- Curcuma amarissima: Illustration of a plant with large green leaves, pinkish flowers, and brown storage organs

Scientific classification
- Kingdom: Plantae
- Clade: Tracheophytes
- Clade: Angiosperms
- Clade: Monocots
- Clade: Commelinids
- Order: Zingiberales
- Family: Zingiberaceae
- Genus: Curcuma
- Species: C. amarissima
- Binomial name: Curcuma amarissima Roscoe

= Curcuma amarissima =

- Genus: Curcuma
- Species: amarissima
- Authority: Roscoe

Species of flowering plant

Curcuma amarissima is a species of flowering plant in the family Zingiberaceae. The plant has underground storage organs, oblong leaves, and red flowers. The species is native to Asia, and was described in 1826.

==Taxonomy==
The species was described by William Roscoe in 1826.

==Distribution==
Curcuma amarissima is native to the seasonally dry tropical biome of Bangladesh, south-central China, India, and Myanmar. It grows on forest floors, at elevations of around 800 m.

==Description==
Curcuma amarissima grows up to 1 m tall. It has underground storage organs. The rhizomes are large, bitter, yellow on the inside, and bluish-green on the outside.

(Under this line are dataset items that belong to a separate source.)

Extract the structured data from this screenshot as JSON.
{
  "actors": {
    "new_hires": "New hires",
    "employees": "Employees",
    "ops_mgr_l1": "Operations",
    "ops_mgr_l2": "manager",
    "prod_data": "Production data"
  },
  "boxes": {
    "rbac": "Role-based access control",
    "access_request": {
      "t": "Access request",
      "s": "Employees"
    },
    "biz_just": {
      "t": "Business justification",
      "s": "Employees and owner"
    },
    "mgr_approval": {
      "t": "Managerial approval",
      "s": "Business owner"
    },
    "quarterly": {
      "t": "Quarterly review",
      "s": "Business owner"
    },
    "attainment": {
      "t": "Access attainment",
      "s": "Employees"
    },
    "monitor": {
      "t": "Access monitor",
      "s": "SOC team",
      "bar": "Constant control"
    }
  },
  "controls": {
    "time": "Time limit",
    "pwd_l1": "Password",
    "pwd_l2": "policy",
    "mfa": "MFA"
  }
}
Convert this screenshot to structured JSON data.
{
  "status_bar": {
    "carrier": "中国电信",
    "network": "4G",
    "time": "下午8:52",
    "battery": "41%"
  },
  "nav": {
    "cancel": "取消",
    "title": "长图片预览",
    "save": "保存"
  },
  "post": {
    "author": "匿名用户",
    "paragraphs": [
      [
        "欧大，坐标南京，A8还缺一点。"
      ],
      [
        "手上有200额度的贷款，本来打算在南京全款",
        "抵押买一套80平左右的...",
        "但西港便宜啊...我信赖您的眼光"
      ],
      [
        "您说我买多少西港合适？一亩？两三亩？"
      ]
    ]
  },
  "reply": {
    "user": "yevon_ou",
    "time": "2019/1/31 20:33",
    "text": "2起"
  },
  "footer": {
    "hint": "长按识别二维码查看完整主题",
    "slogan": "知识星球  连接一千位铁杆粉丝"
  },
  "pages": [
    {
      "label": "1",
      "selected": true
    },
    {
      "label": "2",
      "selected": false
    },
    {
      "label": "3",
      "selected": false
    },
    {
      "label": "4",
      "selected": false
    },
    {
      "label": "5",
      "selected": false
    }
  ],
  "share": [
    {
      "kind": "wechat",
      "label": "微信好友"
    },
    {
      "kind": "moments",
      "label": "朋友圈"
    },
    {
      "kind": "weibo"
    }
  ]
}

The leaf stems are long and reddish-brown. The leaves are oblong, around 45 cm long, and around 14 cm wide.

The inflorescence is a cylindrical spike, measuring around 14 cm long, and 9 cm wide. The fertile bracts are ovate, and around 5 cm long. The sterile bracts are whitish, with a red and pink apex. The calyx is around 1 cm long, and its apex has three lobes. The corolla is a red tube around 2 cm long. The corolla has oblong lobes that are around 1 cm long. The labellum is yellowish, semi-elliptical, and has three lobes. The plant flowers in May.

==Nomenclature==
In Chinese, the species is known as 極苦薑黃 (ji ku jiang huang).